While Coke held onto its top slot from last year, IBM, by expanding its services and transitioning out of production, moved up to No. 2, knocking Vista-burdened Microsoft to third, said Andy Bateman, CEO of Interbrand New York. GE was fourth, boosted by its "Ecomagination" communications program, and Nokia fifth.
The brands with the biggest growth in the past 12 months were: Google, up 43%; Apple, up 24%; Amazon, up 19%; retailer Zara, up 15%; and Nintendo, up 13%. Only one brand in the top 20, Citi, saw its brand value fall.
Zara puts data to use
Mr. Bateman said although retailers have generally suffered this year, Zara leveraged technology by quickly relaying scanning data from purchases to production in order to keep hot inventory in stock. Apple's iPhone was a massive success and perhaps a halo for its computer business. Apple tallied roughly $4,000 of revenue per square foot of retail space vs. $700 generated by Saks, he said.
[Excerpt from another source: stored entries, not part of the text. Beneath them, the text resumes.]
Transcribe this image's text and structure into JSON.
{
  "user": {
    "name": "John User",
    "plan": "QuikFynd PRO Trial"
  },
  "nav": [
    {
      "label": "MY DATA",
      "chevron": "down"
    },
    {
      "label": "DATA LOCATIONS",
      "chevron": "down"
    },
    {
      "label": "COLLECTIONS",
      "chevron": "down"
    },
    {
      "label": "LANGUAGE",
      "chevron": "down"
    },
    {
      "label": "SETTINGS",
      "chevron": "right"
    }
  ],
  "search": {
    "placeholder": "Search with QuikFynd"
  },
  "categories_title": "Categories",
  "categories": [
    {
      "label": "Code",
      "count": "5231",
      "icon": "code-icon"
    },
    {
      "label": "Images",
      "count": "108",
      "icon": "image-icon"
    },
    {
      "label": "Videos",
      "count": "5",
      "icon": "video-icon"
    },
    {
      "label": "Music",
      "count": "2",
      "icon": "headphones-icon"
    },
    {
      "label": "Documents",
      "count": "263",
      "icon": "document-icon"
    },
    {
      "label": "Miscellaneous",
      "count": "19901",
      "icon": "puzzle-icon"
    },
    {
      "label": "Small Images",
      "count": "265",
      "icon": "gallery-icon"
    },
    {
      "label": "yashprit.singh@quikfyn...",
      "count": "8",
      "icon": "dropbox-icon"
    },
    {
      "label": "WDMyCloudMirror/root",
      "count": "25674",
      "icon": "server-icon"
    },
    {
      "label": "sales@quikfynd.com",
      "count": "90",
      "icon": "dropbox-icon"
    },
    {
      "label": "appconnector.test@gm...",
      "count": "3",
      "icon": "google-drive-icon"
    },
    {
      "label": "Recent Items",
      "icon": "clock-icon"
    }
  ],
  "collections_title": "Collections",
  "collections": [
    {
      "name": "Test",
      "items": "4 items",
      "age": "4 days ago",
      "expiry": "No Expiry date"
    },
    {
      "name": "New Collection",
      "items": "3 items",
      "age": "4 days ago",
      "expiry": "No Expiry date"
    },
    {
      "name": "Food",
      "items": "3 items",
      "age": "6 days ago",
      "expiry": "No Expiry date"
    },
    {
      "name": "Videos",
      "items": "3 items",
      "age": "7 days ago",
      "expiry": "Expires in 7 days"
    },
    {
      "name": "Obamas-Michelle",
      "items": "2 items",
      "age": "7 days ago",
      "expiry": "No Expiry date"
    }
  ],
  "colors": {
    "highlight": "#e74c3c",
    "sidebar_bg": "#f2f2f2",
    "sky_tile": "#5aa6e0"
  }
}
Joining the list for the first time are: retailer H&M, taking the No. 22 slot; Thomson Reuters, ranking No. 44; BlackBerry at 73; Ferrari at 93; Marriott at 96; FedEx at 99; and Visa at 100.
Among the five brands with the biggest year-over-year drops in brand value were three financial players: Merrill Lynch, which fell 21%; Morgan Stanley, sliding 16%; and Citi, falling 14%. Gap was down 20%, and Ford dropped 12%.
HSBC holds steady
Faring not so poorly was 27th-ranked HSBC, which dropped only 3%, mostly due to strong international growth, said Mr. Bateman. The losers in all categories generally didn't keep up with consumer trends.
Strong and weaker brands all use research to try to stay in touch with their customers. But the winning brands can innovate quickly and bring fresh ideas to market, said Mr. Bateman, citing a statement by hockey great Wayne Gretsky as advice to fallen brands: "Skate to where the puck was going, not to where it was."